Species hybridisation and interactions in schistosomes in Cameroon (SHIS-CAM): Targeting biological research to accelerate elimination of schistosomiasis in Central Africa
Year of award: 2023
Grantholders
Prof Jêrome Boissier
Universite De Perpignan, France
Prof Louis-Albert Tchuem Tchuenté
Centre for Schistosomiasis and Parasitology, Cameroon
Dr Alexandra Juhasz
Liverpool School of Tropical Medicine, United Kingdom
Prof Russell Stothard
Liverpool School of Tropical Medicine, United Kingdom
Project summary
Even though Cameroon has been at the forefront of successful schistosomiasis control nationwide, we have recently documented worrisome levels of parasite cross-species interactions, hybridisations and genetic diversity. This exposes key knowledge gaps in effective management of emerging hybrid-schistosomes, raising disruptive concerns that unsettle progress within the WHO-NTD Roadmap 2021-2030. SHIS-CAM (species hybridisation and interactions in schistosomes in Cameroon) addresses these concerns with an ambitious investigation that provides fresh epidemiological insight with scientific clarity, about long-term impacts of hybrid schistosomes.
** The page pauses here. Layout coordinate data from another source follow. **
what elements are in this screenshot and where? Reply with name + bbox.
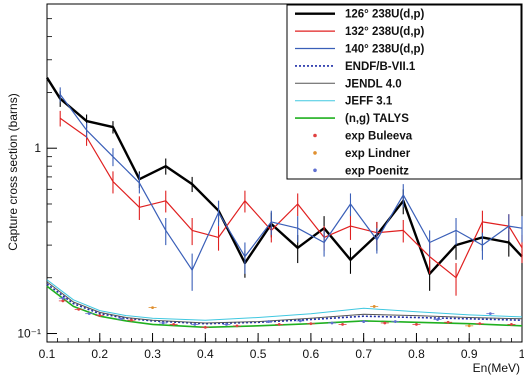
series-line [46,285,523,329]
scatter-point [383,321,387,325]
series-line [46,281,523,324]
legend-label: 132° 238U(d,p) [345,26,425,38]
scatter-point [235,324,239,328]
scatter-point [203,325,207,329]
x-tick-label: 0.3 [144,347,161,361]
x-axis-label: En(MeV) [473,361,520,375]
legend-label: 140° 238U(d,p) [345,44,425,56]
scatter-point [298,319,302,323]
series-line [46,279,523,321]
x-tick-label: 0.6 [303,347,320,361]
scatter-point [61,296,65,300]
scatter-point [87,312,91,316]
scatter-point [446,320,450,324]
scatter-point [172,322,176,326]
legend-label: JEFF 3.1 [345,96,393,108]
scatter-point [436,318,439,321]
scatter-point [372,305,376,308]
x-tick-label: 0.8 [408,347,425,361]
scatter-point [415,322,418,326]
x-tick-label: 0.4 [197,347,214,361]
y-axis-label: Capture cross section (barns) [6,93,20,250]
scatter-point [341,322,344,326]
scatter-point [119,317,123,321]
scatter-point [362,320,366,323]
scatter-point [478,322,482,326]
legend-swatch [313,133,317,138]
scatter-point [510,322,513,326]
scatter-point [488,312,492,316]
legend-label: exp Lindner [345,148,411,160]
scatter-point [161,321,165,325]
legend-swatch [313,168,317,173]
legend-label: JENDL 4.0 [345,78,402,90]
legend-label: (n,g) TALYS [345,113,409,125]
scatter-point [393,320,397,323]
x-tick-label: 0.7 [355,347,372,361]
scatter-point [467,324,471,328]
legend-label: 126° 238U(d,p) [345,9,425,21]
plot-frame [46,3,523,343]
y-tick-label: 10⁻¹ [17,327,41,341]
x-tick-label: 0.2 [91,347,108,361]
x-tick-label: 0.9 [461,347,478,361]
x-tick-label: 0.5 [250,347,267,361]
scatter-point [61,299,65,303]
scatter-point [225,322,228,326]
scatter-point [267,320,271,323]
scatter-point [309,322,313,326]
scatter-point [77,307,81,311]
scatter-point [193,322,197,326]
legend-swatch [313,151,317,155]
series-line [45,77,523,275]
y-tick-label: 1 [34,141,41,155]
scatter-point [130,318,133,322]
legend-label: ENDF/B-VII.1 [345,61,416,73]
x-tick-label: 0.1 [39,347,56,361]
legend-label: exp Buleeva [345,131,413,143]
legend-box [286,4,522,180]
scatter-point [277,322,281,326]
series-line [46,283,523,325]
scatter-point [151,306,154,309]
scatter-point [330,321,334,325]
x-tick-label: 1 [519,347,524,361]
scatter-point [98,314,102,317]
legend-label: exp Poenitz [345,165,409,177]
Fostering a new cross-country One Health collaboration, our three interlinked primary objectives [% allocation, implementation years] will: Obj-1 [15%, years 1-3]; determine the national magnitude and respective epidemiology of hybrid schistosomes in humans and livestock, specifically referencing the S. haematobium group, and prior epidemiological assessments of urogenital and intestinal schistosomiasis. Obj-2 [60%, years 2-8]; verify, in a 5-year longitudinal population study offering biannual preventive chemotherapy, if the emergence of hybrids continues without sufficient abate, alongside noting any significant infection shifts by age or gender, in host morbidity and treatment efficacy. Obj-3 [25%, years 2-8]; explore new environmental transmission surveillance frameworks and experimental infections, referencing livestock GPS-mapping, aquatic habitat profiling with advanced eDNA-metabarcoding, collectively tracking pertinent schistosome and snail signatures, and cross-interactions.